Athletics, rowing, wheelchair basketball, boccia, 5-a-side football (blind football), canoeing, road cycling, track cycling, equestrian, wheelchair fencing, 7-a-side standing football, goalball, powerlifting, judo, swimming, wheelchair rugby, wheelchair tennis, table tennis, archery, shooting, triathlon, sailing, sitting volleyball.

The Paralympic Games are one of the largest sporting events in the world in terms of scale, second only to the Olympic Games.

Both the Olympic and Paralympic Games are organized by a single organizing committee, ROCOG, chaired by Carlos Arthur Nuzman, under the auspices of the IOC for the Olympic Games and the IPC for the Paralympic Games.

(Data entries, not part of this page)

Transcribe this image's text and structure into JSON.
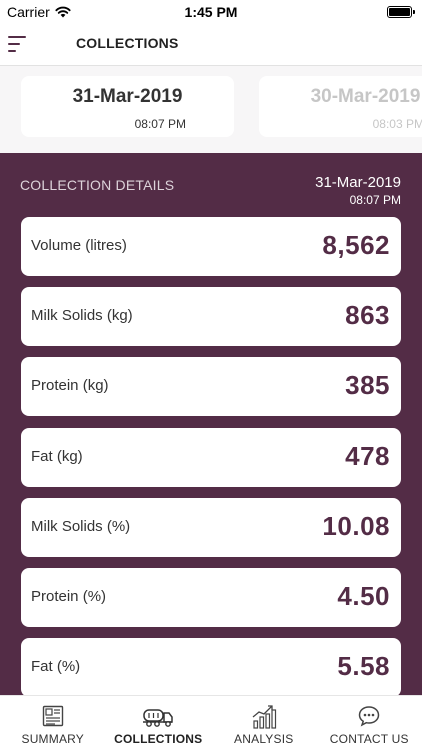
{
  "status_bar": {
    "carrier": "Carrier",
    "time": "1:45 PM"
  },
  "nav": {
    "title": "COLLECTIONS"
  },
  "date_strip": {
    "cards": [
      {
        "date": "31-Mar-2019",
        "time": "08:07 PM",
        "selected": true
      },
      {
        "date": "30-Mar-2019",
        "time": "08:03 PM",
        "selected": false
      }
    ]
  },
  "details": {
    "header": "COLLECTION DETAILS",
    "date": "31-Mar-2019",
    "time": "08:07 PM",
    "metrics": [
      {
        "label": "Volume (litres)",
        "value": "8,562"
      },
      {
        "label": "Milk Solids (kg)",
        "value": "863"
      },
      {
        "label": "Protein (kg)",
        "value": "385"
      },
      {
        "label": "Fat (kg)",
        "value": "478"
      },
      {
        "label": "Milk Solids (%)",
        "value": "10.08"
      },
      {
        "label": "Protein (%)",
        "value": "4.50"
      },
      {
        "label": "Fat (%)",
        "value": "5.58"
      }
    ]
  },
  "tabs": [
    {
      "label": "SUMMARY",
      "icon": "summary-icon",
      "active": false
    },
    {
      "label": "COLLECTIONS",
      "icon": "tanker-truck-icon",
      "active": true
    },
    {
      "label": "ANALYSIS",
      "icon": "analysis-chart-icon",
      "active": false
    },
    {
      "label": "CONTACT US",
      "icon": "chat-bubble-icon",
      "active": false
    }
  ],
  "colors": {
    "brand": "#532c46",
    "strip_background": "#f7f6f7",
    "inactive_text": "#c6c6c6"
  }
}
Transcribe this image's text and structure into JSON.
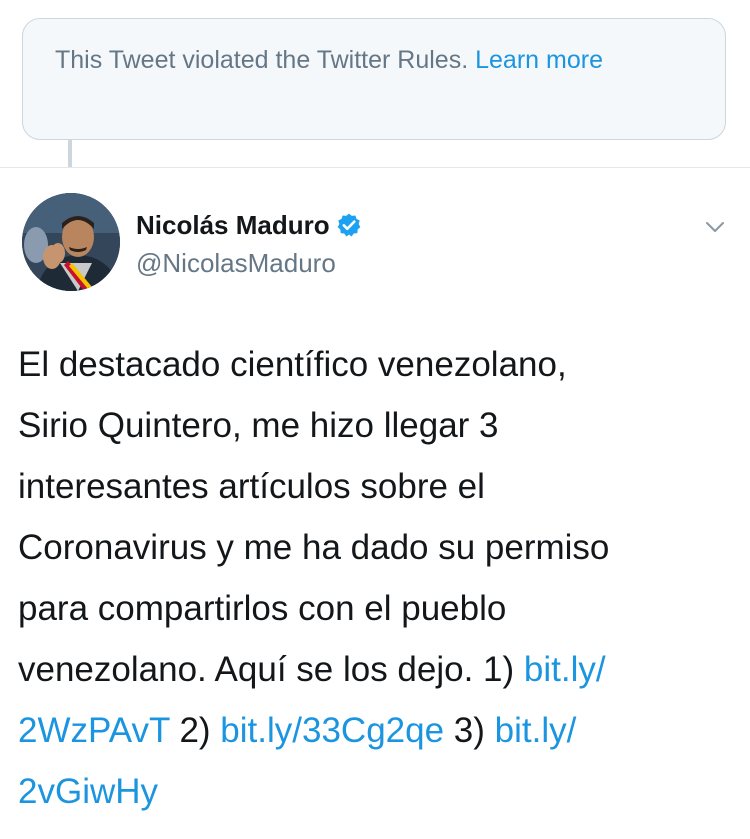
{
  "notice": {
    "text": "This Tweet violated the Twitter Rules.",
    "link_text": "Learn more"
  },
  "tweet": {
    "author": {
      "display_name": "Nicolás Maduro",
      "handle": "@NicolasMaduro",
      "verified": true
    },
    "lines": [
      {
        "segments": [
          {
            "text": "El destacado científico venezolano,",
            "link": false
          }
        ]
      },
      {
        "segments": [
          {
            "text": "Sirio Quintero, me hizo llegar 3",
            "link": false
          }
        ]
      },
      {
        "segments": [
          {
            "text": "interesantes artículos sobre el",
            "link": false
          }
        ]
      },
      {
        "segments": [
          {
            "text": "Coronavirus y me ha dado su permiso",
            "link": false
          }
        ]
      },
      {
        "segments": [
          {
            "text": "para compartirlos con el pueblo",
            "link": false
          }
        ]
      },
      {
        "segments": [
          {
            "text": "venezolano. Aquí se los dejo. 1) ",
            "link": false
          },
          {
            "text": "bit.ly/",
            "link": true
          }
        ]
      },
      {
        "segments": [
          {
            "text": "2WzPAvT",
            "link": true
          },
          {
            "text": " 2)  ",
            "link": false
          },
          {
            "text": "bit.ly/33Cg2qe",
            "link": true
          },
          {
            "text": " 3) ",
            "link": false
          },
          {
            "text": "bit.ly/",
            "link": true
          }
        ]
      },
      {
        "segments": [
          {
            "text": "2vGiwHy",
            "link": true
          }
        ]
      }
    ]
  },
  "icons": {
    "verified": "verified-badge-icon",
    "caret": "chevron-down-icon"
  },
  "colors": {
    "link": "#1b95e0",
    "secondary_text": "#657786",
    "primary_text": "#14171a",
    "notice_background": "#f5f8fa",
    "border": "#ccd6dd"
  }
}
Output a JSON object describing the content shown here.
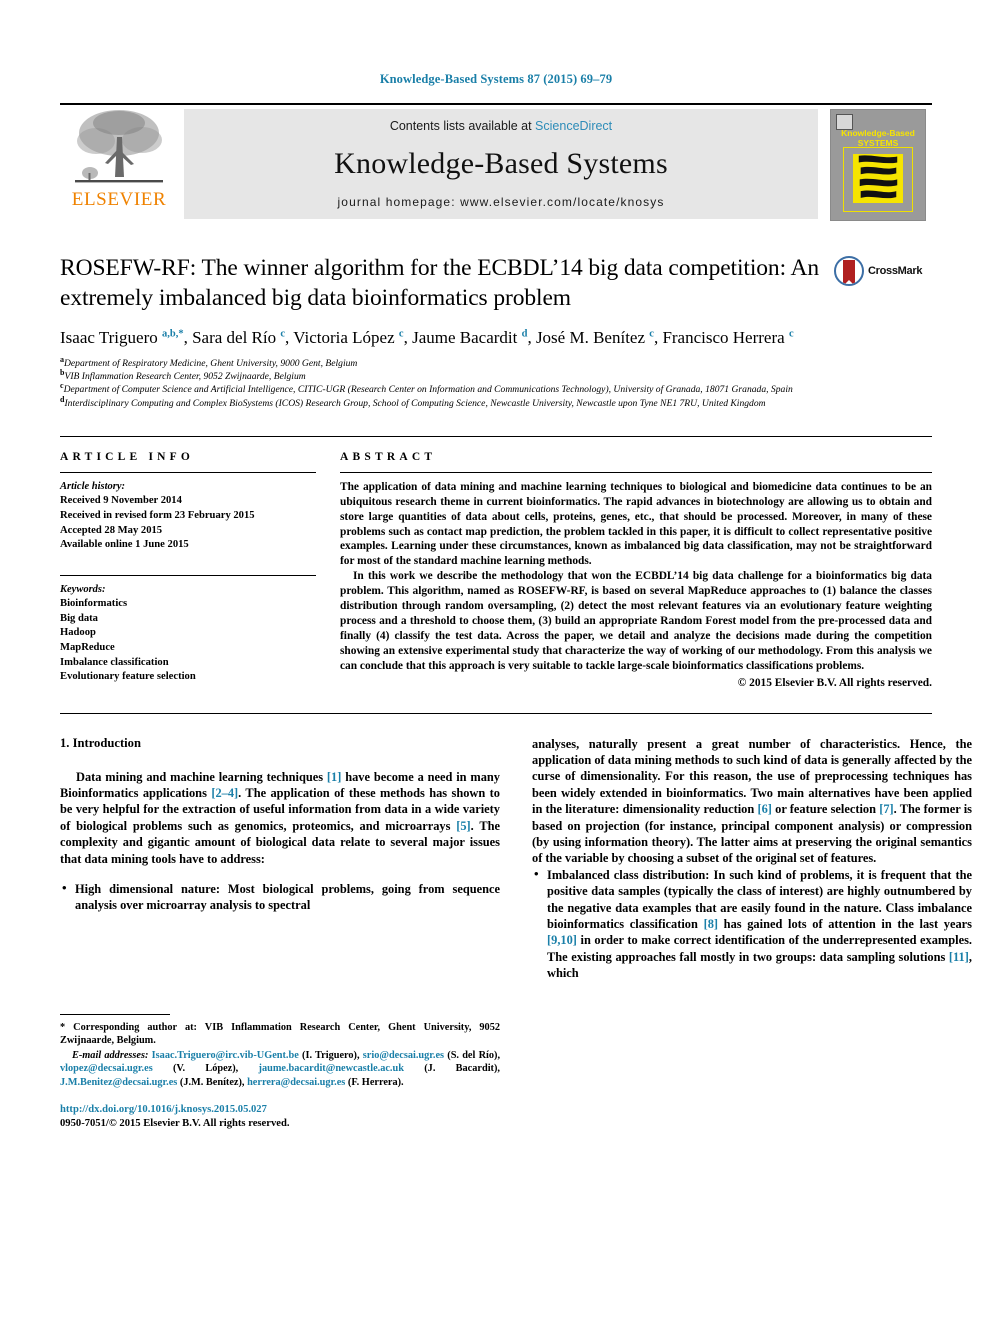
{
  "running_head": "Knowledge-Based Systems 87 (2015) 69–79",
  "masthead": {
    "contents_prefix": "Contents lists available at ",
    "sciencedirect": "ScienceDirect",
    "journal_title": "Knowledge-Based Systems",
    "homepage": "journal homepage: www.elsevier.com/locate/knosys",
    "publisher_logo_text": "ELSEVIER",
    "cover_title_line1": "Knowledge-Based",
    "cover_title_line2": "SYSTEMS"
  },
  "article": {
    "title": "ROSEFW-RF: The winner algorithm for the ECBDL’14 big data competition: An extremely imbalanced big data bioinformatics problem",
    "crossmark_label": "CrossMark",
    "authors_html": "Isaac Triguero <sup>a,b,</sup><sup>*</sup>, Sara del Río <sup>c</sup>, Victoria López <sup>c</sup>, Jaume Bacardit <sup>d</sup>, José M. Benítez <sup>c</sup>, Francisco Herrera <sup>c</sup>",
    "affiliations": [
      {
        "mark": "a",
        "text": "Department of Respiratory Medicine, Ghent University, 9000 Gent, Belgium"
      },
      {
        "mark": "b",
        "text": "VIB Inflammation Research Center, 9052 Zwijnaarde, Belgium"
      },
      {
        "mark": "c",
        "text": "Department of Computer Science and Artificial Intelligence, CITIC-UGR (Research Center on Information and Communications Technology), University of Granada, 18071 Granada, Spain"
      },
      {
        "mark": "d",
        "text": "Interdisciplinary Computing and Complex BioSystems (ICOS) Research Group, School of Computing Science, Newcastle University, Newcastle upon Tyne NE1 7RU, United Kingdom"
      }
    ]
  },
  "article_info": {
    "heading": "ARTICLE INFO",
    "history_label": "Article history:",
    "history": [
      "Received 9 November 2014",
      "Received in revised form 23 February 2015",
      "Accepted 28 May 2015",
      "Available online 1 June 2015"
    ],
    "keywords_label": "Keywords:",
    "keywords": [
      "Bioinformatics",
      "Big data",
      "Hadoop",
      "MapReduce",
      "Imbalance classification",
      "Evolutionary feature selection"
    ]
  },
  "abstract": {
    "heading": "ABSTRACT",
    "paragraph1": "The application of data mining and machine learning techniques to biological and biomedicine data continues to be an ubiquitous research theme in current bioinformatics. The rapid advances in biotechnology are allowing us to obtain and store large quantities of data about cells, proteins, genes, etc., that should be processed. Moreover, in many of these problems such as contact map prediction, the problem tackled in this paper, it is difficult to collect representative positive examples. Learning under these circumstances, known as imbalanced big data classification, may not be straightforward for most of the standard machine learning methods.",
    "paragraph2": "In this work we describe the methodology that won the ECBDL’14 big data challenge for a bioinformatics big data problem. This algorithm, named as ROSEFW-RF, is based on several MapReduce approaches to (1) balance the classes distribution through random oversampling, (2) detect the most relevant features via an evolutionary feature weighting process and a threshold to choose them, (3) build an appropriate Random Forest model from the pre-processed data and finally (4) classify the test data. Across the paper, we detail and analyze the decisions made during the competition showing an extensive experimental study that characterize the way of working of our methodology. From this analysis we can conclude that this approach is very suitable to tackle large-scale bioinformatics classifications problems.",
    "copyright": "© 2015 Elsevier B.V. All rights reserved."
  },
  "introduction": {
    "heading": "1. Introduction",
    "para1_a": "Data mining and machine learning techniques ",
    "para1_ref1": "[1]",
    "para1_b": " have become a need in many Bioinformatics applications ",
    "para1_ref2": "[2–4]",
    "para1_c": ". The application of these methods has shown to be very helpful for the extraction of useful information from data in a wide variety of biological problems such as genomics, proteomics, and microarrays ",
    "para1_ref3": "[5]",
    "para1_d": ". The complexity and gigantic amount of biological data relate to several major issues that data mining tools have to address:",
    "bullet1_lead": "High dimensional nature",
    "bullet1_text": ": Most biological problems, going from sequence analysis over microarray analysis to spectral analyses, naturally present a great number of characteristics. Hence, the application of data mining methods to such kind of data is generally affected by the curse of dimensionality. For this reason, the use of preprocessing techniques has been widely extended in bioinformatics. Two main alternatives have been applied in the literature: dimensionality reduction ",
    "bullet1_ref1": "[6]",
    "bullet1_text2": " or feature selection ",
    "bullet1_ref2": "[7]",
    "bullet1_text3": ". The former is based on projection (for instance, principal component analysis) or compression (by using information theory). The latter aims at preserving the original semantics of the variable by choosing a subset of the original set of features.",
    "bullet2_lead": "Imbalanced class distribution",
    "bullet2_text": ": In such kind of problems, it is frequent that the positive data samples (typically the class of interest) are highly outnumbered by the negative data examples that are easily found in the nature. Class imbalance bioinformatics classification ",
    "bullet2_ref1": "[8]",
    "bullet2_text2": " has gained lots of attention in the last years ",
    "bullet2_ref2": "[9,10]",
    "bullet2_text3": " in order to make correct identification of the underrepresented examples. The existing approaches fall mostly in two groups: data sampling solutions ",
    "bullet2_ref3": "[11]",
    "bullet2_text4": ", which"
  },
  "footnote": {
    "star": "*",
    "corresponding": " Corresponding author at: VIB Inflammation Research Center, Ghent University, 9052 Zwijnaarde, Belgium.",
    "email_label": "E-mail addresses:",
    "emails": [
      {
        "addr": "Isaac.Triguero@irc.vib-UGent.be",
        "name": " (I. Triguero), "
      },
      {
        "addr": "srio@decsai.ugr.es",
        "name": " (S. del Río), "
      },
      {
        "addr": "vlopez@decsai.ugr.es",
        "name": " (V. López), "
      },
      {
        "addr": "jaume.bacardit@newcastle.ac.uk",
        "name": " (J. Bacardit), "
      },
      {
        "addr": "J.M.Benitez@decsai.ugr.es",
        "name": " (J.M. Benítez), "
      },
      {
        "addr": "herrera@decsai.ugr.es",
        "name": " (F. Herrera)."
      }
    ],
    "doi": "http://dx.doi.org/10.1016/j.knosys.2015.05.027",
    "issn_line": "0950-7051/© 2015 Elsevier B.V. All rights reserved."
  },
  "colors": {
    "link_blue": "#1a7fa8",
    "sciencedirect_blue": "#2d8cb8",
    "elsevier_orange": "#ef8200",
    "masthead_grey": "#e6e6e6",
    "cover_yellow": "#f5e400",
    "crossmark_red": "#b02020"
  }
}
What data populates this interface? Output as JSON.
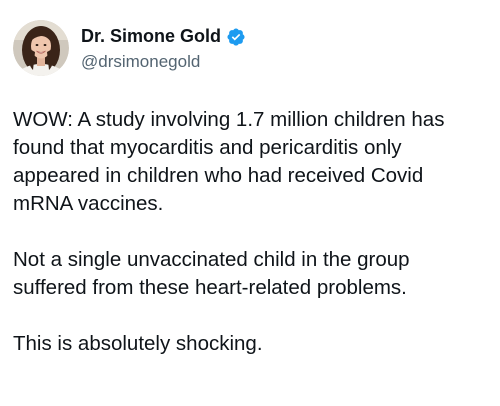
{
  "author": {
    "display_name": "Dr. Simone Gold",
    "handle": "@drsimonegold",
    "verified": true
  },
  "tweet": {
    "paragraphs": [
      "WOW: A study involving 1.7 million children has found that myocarditis and pericarditis only appeared in children who had received Covid mRNA vaccines.",
      "Not a single unvaccinated child in the group suffered from these heart-related problems.",
      "This is absolutely shocking."
    ]
  },
  "colors": {
    "text": "#0f1419",
    "secondary_text": "#536471",
    "verified_badge": "#1d9bf0",
    "background": "#ffffff"
  },
  "icons": {
    "avatar": "profile-photo",
    "badge": "verified-badge-icon"
  }
}
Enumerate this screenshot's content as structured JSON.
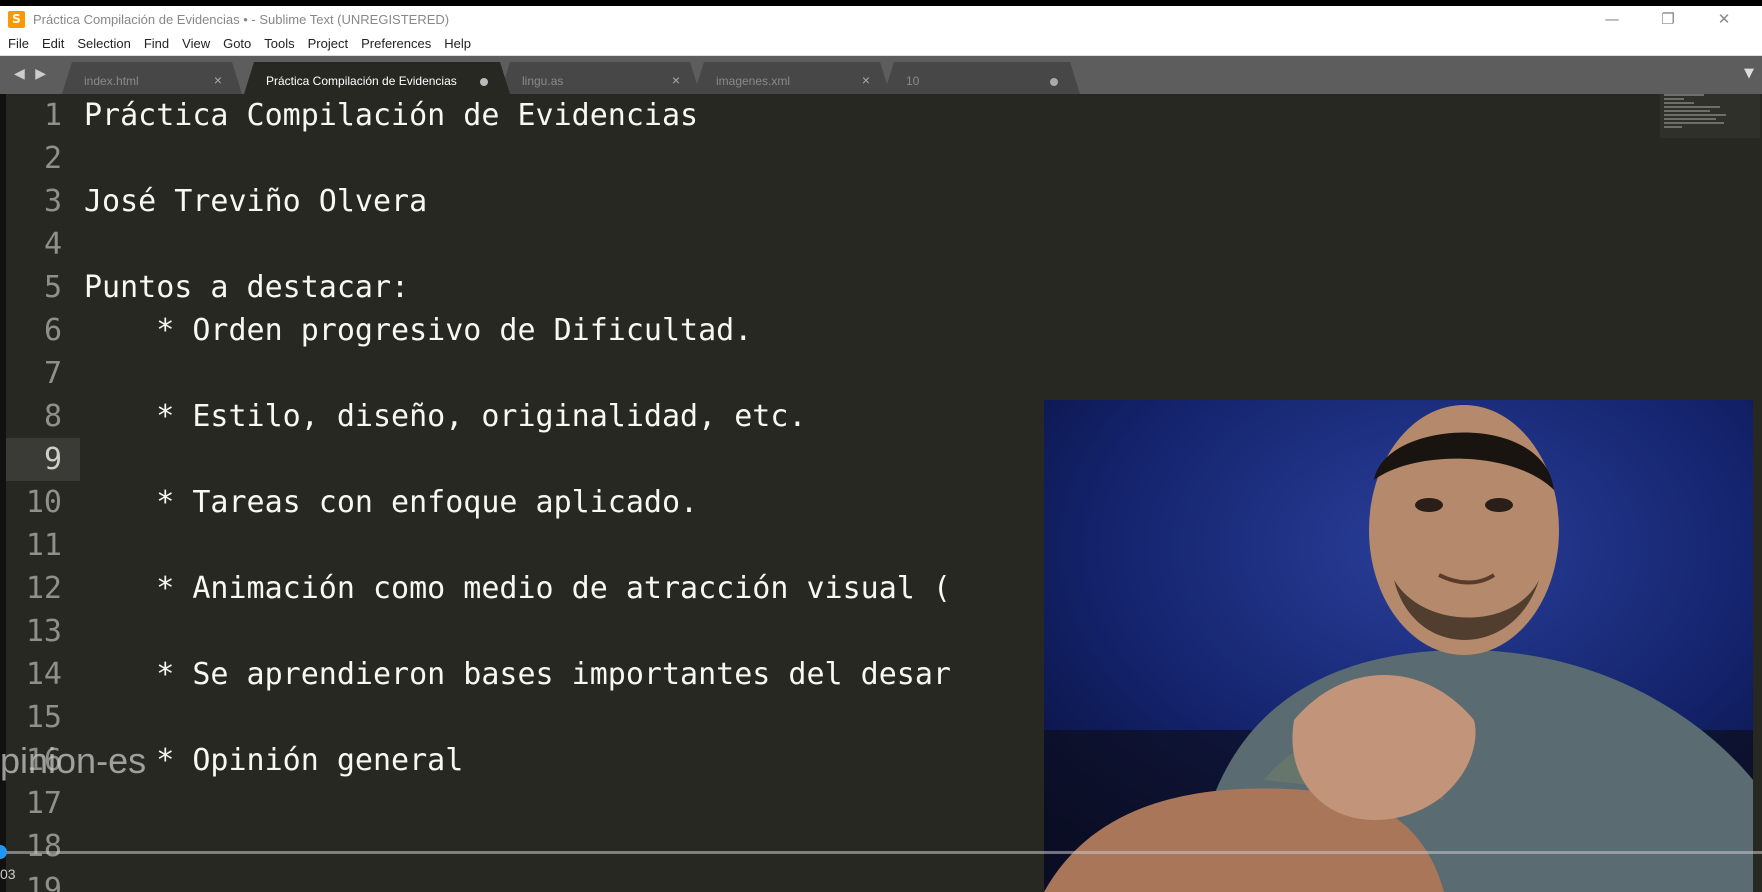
{
  "window": {
    "title": "Práctica Compilación de Evidencias • - Sublime Text (UNREGISTERED)",
    "app_icon": "S",
    "controls": {
      "minimize": "—",
      "maximize": "❐",
      "close": "✕"
    }
  },
  "menu": [
    "File",
    "Edit",
    "Selection",
    "Find",
    "View",
    "Goto",
    "Tools",
    "Project",
    "Preferences",
    "Help"
  ],
  "tabs": [
    {
      "label": "index.html",
      "active": false,
      "modified": false
    },
    {
      "label": "Práctica Compilación de Evidencias",
      "active": true,
      "modified": true
    },
    {
      "label": "lingu.as",
      "active": false,
      "modified": false
    },
    {
      "label": "imagenes.xml",
      "active": false,
      "modified": false
    },
    {
      "label": "10",
      "active": false,
      "modified": true
    }
  ],
  "nav_arrows": "◀ ▶",
  "tab_dropdown": "▼",
  "editor": {
    "current_line": 9,
    "lines": [
      {
        "n": "1",
        "text": "Práctica Compilación de Evidencias"
      },
      {
        "n": "2",
        "text": ""
      },
      {
        "n": "3",
        "text": "José Treviño Olvera"
      },
      {
        "n": "4",
        "text": ""
      },
      {
        "n": "5",
        "text": "Puntos a destacar:"
      },
      {
        "n": "6",
        "text": "    * Orden progresivo de Dificultad."
      },
      {
        "n": "7",
        "text": ""
      },
      {
        "n": "8",
        "text": "    * Estilo, diseño, originalidad, etc."
      },
      {
        "n": "9",
        "text": ""
      },
      {
        "n": "10",
        "text": "    * Tareas con enfoque aplicado."
      },
      {
        "n": "11",
        "text": ""
      },
      {
        "n": "12",
        "text": "    * Animación como medio de atracción visual ("
      },
      {
        "n": "13",
        "text": ""
      },
      {
        "n": "14",
        "text": "    * Se aprendieron bases importantes del desar"
      },
      {
        "n": "15",
        "text": ""
      },
      {
        "n": "16",
        "text": "    * Opinión general"
      },
      {
        "n": "17",
        "text": ""
      },
      {
        "n": "18",
        "text": ""
      },
      {
        "n": "19",
        "text": ""
      }
    ]
  },
  "overlay": {
    "caption": "pinion-es",
    "time": "03"
  },
  "colors": {
    "editor_bg": "#272822",
    "text": "#f8f8f2",
    "line_numbers": "#8f908a",
    "seek_handle": "#2196f3"
  },
  "icons": {
    "webcam": "webcam-person-feed"
  }
}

In Rio, the French Delegation will comprise more than 230 people, including 126 athletes (42 women and 84 men), including two guides in athletics and a coxswain in rowing.

France will have Emmanuelle Assmann, President of the French Paralympic and Sports Committee (CPSF), as Head of Delegation. A former high-level athlete in fencing, she won a bronze medal at the Athens 2004 Paralympic Games in team épée.

With four medals obtained at the Paralympic Games since Athens 2004, including double gold in Beijing 2008, the charismatic wheelchair tennis player Michaël Jérémiasz has been designated as the flag bearer.